Galeón español según un grabado de Alberto Durero

Galeón español. Según un grabado de Alberto Durero

Dos documentos marcan el inicio de la organización de la Renta de Correos en las Islas Filipinas: sendas Instrucciones del marqués de Grimaldi, enviadas respectivamente al Gobernador Capitán General de las Islas y al Gobernador Interino de Acapulco, con fecha 27 de septiembre de 1764. La remisión de estas instrucciones, dieron como resultado que desde el 20 de marzo de 1766 el Gobernador Capitán General de las Islas Filipinas encomendase al Secretario de Gobierno y Escribano de Cámara de la Real Audiencia, Ramón de Orendain, de la embrionaria gestión del Correo. La primera cuenta de la administración deManila, fue presentada el 29 de julio de 1767 por Orendain. Una real orden de 31 de mayo de 1766, dirigida al Gobernador Capitán General, Joseph Raón, establecía que se eligiese a una persona que hubiese de servir la embrionaria administración postal. En la citada real orden se le asignaba al nuevo administrador que se nombrase en el futuro un sueldo del 10 % del producto de la “caxa”.
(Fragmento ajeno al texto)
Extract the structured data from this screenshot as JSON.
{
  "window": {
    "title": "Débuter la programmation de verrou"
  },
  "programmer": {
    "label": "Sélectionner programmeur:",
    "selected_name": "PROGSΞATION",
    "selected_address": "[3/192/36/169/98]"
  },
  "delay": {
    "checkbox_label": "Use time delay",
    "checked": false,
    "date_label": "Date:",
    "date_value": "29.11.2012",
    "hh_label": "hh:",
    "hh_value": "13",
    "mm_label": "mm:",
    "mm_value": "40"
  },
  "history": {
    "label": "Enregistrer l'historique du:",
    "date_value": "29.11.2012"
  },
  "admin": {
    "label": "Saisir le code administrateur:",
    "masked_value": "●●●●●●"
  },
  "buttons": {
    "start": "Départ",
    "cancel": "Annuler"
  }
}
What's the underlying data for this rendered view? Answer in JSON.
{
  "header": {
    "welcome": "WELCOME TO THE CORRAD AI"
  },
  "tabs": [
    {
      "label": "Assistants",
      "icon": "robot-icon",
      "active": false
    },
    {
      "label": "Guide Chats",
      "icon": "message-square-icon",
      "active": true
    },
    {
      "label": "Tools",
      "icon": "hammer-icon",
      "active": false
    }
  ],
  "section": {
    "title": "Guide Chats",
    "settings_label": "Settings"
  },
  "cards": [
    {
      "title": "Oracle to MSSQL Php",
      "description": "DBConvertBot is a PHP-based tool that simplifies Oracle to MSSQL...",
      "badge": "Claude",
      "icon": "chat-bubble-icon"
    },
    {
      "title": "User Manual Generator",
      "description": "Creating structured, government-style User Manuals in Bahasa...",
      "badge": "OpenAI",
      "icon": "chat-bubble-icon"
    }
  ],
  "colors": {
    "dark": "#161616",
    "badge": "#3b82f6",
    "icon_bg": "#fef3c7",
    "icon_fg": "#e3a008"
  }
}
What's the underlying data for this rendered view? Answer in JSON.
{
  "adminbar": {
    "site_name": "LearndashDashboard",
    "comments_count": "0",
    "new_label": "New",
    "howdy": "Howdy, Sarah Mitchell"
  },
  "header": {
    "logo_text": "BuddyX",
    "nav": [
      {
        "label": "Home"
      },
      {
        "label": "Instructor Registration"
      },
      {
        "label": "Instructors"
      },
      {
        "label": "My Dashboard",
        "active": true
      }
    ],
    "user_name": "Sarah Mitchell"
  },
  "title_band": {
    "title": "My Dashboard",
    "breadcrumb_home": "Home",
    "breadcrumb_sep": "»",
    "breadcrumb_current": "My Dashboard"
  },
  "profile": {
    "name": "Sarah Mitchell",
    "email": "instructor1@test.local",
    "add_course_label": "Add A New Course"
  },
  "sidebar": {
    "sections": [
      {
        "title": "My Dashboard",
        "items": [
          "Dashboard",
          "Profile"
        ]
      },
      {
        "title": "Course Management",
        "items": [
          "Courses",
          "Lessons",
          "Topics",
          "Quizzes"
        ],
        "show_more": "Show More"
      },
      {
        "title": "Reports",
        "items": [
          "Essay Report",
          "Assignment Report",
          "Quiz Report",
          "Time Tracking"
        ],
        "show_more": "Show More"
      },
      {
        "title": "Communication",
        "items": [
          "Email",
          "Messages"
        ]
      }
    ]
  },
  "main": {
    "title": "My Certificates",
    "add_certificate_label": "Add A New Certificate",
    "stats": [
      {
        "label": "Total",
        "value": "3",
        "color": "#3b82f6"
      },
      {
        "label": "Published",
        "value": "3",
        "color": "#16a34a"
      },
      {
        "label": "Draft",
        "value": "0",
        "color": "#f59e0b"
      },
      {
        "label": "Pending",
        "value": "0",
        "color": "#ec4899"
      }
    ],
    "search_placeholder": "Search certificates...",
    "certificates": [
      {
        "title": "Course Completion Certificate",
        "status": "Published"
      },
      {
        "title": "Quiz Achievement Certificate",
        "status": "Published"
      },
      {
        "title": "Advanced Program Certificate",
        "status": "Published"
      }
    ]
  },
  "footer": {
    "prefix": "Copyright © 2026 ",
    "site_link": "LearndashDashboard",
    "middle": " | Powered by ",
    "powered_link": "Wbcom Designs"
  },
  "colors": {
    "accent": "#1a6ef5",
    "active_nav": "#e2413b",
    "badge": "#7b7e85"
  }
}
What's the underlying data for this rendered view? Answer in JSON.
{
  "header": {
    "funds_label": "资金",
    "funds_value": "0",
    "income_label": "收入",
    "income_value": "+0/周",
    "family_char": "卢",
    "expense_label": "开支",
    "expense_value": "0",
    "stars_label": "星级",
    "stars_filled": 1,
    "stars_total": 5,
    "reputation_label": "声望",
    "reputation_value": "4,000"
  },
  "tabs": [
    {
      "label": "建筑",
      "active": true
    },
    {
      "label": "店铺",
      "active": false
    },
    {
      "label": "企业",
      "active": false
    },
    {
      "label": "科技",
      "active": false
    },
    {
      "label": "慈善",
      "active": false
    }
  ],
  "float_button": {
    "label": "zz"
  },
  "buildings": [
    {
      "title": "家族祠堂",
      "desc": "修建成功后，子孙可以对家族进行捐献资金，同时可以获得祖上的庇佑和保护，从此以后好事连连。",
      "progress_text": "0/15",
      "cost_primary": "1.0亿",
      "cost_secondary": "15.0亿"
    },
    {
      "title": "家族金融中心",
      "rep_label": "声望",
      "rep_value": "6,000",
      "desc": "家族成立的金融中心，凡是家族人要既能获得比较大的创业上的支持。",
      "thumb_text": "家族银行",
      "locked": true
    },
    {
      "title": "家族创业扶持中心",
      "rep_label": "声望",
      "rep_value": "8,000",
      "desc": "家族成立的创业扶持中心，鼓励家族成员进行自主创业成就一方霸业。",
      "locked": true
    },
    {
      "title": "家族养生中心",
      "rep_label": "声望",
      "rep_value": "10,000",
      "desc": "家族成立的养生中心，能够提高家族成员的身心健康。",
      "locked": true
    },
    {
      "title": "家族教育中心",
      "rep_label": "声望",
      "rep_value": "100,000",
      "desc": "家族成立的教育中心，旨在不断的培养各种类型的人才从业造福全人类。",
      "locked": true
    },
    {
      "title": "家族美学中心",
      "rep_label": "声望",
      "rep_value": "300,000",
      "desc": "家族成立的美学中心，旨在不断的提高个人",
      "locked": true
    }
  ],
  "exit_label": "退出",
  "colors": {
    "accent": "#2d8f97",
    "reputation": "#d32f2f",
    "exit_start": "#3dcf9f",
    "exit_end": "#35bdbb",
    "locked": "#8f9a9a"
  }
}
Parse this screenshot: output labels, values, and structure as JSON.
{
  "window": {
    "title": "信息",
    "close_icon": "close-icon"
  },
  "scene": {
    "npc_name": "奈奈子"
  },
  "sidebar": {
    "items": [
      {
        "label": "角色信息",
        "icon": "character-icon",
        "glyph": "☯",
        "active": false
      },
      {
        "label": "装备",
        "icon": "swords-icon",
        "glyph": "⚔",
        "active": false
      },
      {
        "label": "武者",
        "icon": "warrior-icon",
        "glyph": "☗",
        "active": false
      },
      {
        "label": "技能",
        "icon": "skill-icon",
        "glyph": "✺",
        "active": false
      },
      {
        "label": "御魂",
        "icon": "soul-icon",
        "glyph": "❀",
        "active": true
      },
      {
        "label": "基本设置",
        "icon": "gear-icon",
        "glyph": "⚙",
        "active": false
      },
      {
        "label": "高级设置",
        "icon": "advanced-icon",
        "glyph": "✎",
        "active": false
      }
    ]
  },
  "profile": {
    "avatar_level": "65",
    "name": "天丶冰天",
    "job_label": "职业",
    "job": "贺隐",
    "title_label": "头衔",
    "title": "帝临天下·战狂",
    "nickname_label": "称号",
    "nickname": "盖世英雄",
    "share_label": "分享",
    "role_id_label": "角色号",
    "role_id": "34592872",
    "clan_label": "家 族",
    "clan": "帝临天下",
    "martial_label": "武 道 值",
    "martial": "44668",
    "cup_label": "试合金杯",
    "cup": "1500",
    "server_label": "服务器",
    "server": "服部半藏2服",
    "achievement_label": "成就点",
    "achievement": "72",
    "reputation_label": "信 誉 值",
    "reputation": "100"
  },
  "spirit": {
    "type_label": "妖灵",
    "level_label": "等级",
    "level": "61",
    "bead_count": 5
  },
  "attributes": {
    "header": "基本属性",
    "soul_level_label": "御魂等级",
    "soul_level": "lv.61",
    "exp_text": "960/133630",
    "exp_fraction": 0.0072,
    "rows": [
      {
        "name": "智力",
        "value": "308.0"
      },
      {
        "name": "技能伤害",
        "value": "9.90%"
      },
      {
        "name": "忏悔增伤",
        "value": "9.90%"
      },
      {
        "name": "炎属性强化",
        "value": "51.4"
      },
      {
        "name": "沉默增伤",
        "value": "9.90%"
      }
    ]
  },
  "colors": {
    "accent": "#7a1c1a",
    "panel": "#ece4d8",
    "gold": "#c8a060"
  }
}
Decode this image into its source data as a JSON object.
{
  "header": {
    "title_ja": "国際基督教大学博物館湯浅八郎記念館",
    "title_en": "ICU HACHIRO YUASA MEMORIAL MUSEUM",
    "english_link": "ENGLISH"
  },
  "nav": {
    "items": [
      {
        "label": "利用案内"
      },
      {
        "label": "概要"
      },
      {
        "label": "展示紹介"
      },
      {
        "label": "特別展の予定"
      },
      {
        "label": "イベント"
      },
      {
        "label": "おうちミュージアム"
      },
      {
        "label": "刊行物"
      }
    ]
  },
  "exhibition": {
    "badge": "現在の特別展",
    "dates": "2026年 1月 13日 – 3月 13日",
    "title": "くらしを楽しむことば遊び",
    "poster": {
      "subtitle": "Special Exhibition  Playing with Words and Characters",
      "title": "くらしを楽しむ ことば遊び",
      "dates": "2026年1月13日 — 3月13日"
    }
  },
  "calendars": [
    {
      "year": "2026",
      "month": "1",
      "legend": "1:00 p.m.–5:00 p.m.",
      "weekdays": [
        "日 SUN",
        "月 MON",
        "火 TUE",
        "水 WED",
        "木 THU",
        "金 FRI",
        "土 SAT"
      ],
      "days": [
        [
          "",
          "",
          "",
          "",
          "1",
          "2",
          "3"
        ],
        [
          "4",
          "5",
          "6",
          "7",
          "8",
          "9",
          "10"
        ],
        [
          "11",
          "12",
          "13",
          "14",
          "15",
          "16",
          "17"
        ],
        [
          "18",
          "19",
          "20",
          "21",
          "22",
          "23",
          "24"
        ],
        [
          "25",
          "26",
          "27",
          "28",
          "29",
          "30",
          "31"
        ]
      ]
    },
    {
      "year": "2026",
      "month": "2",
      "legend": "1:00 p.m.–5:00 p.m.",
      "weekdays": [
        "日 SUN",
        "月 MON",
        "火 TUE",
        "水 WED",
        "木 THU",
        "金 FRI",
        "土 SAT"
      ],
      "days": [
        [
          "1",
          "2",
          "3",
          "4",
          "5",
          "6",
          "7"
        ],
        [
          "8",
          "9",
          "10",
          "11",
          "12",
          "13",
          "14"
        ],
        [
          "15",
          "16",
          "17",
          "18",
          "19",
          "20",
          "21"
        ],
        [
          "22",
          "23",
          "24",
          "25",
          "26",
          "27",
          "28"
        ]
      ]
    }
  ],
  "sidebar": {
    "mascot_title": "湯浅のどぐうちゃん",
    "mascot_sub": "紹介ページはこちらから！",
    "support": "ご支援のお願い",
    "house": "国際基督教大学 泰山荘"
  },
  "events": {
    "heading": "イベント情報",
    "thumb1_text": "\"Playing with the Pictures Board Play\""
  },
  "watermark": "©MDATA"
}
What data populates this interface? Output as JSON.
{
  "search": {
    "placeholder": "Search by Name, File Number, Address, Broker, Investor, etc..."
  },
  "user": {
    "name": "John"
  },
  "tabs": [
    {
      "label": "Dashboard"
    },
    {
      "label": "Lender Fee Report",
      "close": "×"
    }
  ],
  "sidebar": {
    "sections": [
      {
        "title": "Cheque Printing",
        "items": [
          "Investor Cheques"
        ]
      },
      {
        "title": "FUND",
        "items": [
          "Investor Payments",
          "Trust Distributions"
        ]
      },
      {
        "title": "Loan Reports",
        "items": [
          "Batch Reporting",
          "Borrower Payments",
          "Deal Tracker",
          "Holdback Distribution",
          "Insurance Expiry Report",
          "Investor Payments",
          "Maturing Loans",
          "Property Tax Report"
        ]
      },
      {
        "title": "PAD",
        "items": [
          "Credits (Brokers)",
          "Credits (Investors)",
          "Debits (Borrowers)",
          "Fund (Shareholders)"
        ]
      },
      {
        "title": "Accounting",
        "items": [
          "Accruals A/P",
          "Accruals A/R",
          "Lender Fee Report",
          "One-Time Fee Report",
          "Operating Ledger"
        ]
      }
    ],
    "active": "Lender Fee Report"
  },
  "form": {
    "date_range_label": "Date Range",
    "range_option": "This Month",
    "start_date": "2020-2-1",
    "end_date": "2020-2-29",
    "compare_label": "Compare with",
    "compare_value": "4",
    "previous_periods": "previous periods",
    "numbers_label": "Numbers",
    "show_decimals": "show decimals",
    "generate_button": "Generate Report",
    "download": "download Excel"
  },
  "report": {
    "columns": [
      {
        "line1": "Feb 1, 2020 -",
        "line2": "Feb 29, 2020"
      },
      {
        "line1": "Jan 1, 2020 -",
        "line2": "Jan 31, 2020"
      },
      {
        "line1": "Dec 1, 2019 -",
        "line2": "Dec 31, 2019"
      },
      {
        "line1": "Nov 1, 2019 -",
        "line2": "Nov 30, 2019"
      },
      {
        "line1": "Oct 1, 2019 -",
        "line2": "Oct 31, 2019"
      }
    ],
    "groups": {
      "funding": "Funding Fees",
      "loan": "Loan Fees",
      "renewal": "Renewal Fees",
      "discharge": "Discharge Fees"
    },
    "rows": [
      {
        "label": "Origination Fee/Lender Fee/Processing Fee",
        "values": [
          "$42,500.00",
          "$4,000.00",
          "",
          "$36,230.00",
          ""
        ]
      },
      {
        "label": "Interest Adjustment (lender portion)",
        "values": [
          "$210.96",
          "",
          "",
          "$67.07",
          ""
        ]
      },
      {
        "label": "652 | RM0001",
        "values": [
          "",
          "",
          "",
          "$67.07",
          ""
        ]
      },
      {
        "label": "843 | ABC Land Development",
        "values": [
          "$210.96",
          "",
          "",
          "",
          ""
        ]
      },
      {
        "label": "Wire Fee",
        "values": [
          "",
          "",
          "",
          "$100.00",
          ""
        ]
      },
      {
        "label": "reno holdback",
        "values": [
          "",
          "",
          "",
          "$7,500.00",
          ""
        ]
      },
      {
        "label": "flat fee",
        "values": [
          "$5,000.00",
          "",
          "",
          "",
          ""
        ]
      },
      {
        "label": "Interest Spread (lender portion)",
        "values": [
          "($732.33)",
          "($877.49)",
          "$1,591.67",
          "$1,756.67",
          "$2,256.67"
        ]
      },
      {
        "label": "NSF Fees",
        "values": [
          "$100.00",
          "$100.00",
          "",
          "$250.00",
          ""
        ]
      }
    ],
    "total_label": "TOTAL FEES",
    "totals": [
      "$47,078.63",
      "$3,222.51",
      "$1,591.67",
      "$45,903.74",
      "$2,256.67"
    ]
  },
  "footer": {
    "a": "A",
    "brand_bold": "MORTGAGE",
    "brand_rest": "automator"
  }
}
Por las cuentas de la Administración de Correos de Manila de 1767 y 1768, podemos saber el dato concreto de la fecha del establecimiento de la misma. Dice el encabezamiento del documento contable: “Año de 1767 y 1768. Cuenta general desde 17 de julio que se creó la Administración de esta ciudad hasta igual mes y día de 1768 y 1769”. Así pues, la fecha en cuestión es la del 17 de julio de 1767.El 20 de marzo de 1768 se dirige por la Dirección General de Correos al primer Administrador de Correos de Manila, Antonio Díaz Conde, la “Instrucción que debe observar el Administrador de la Renta de Correos de estas Yslas” para su gobierno, documento que aún hoy, y a pesar de tener referencia del mismo, no lo hemos podido encontrar(1).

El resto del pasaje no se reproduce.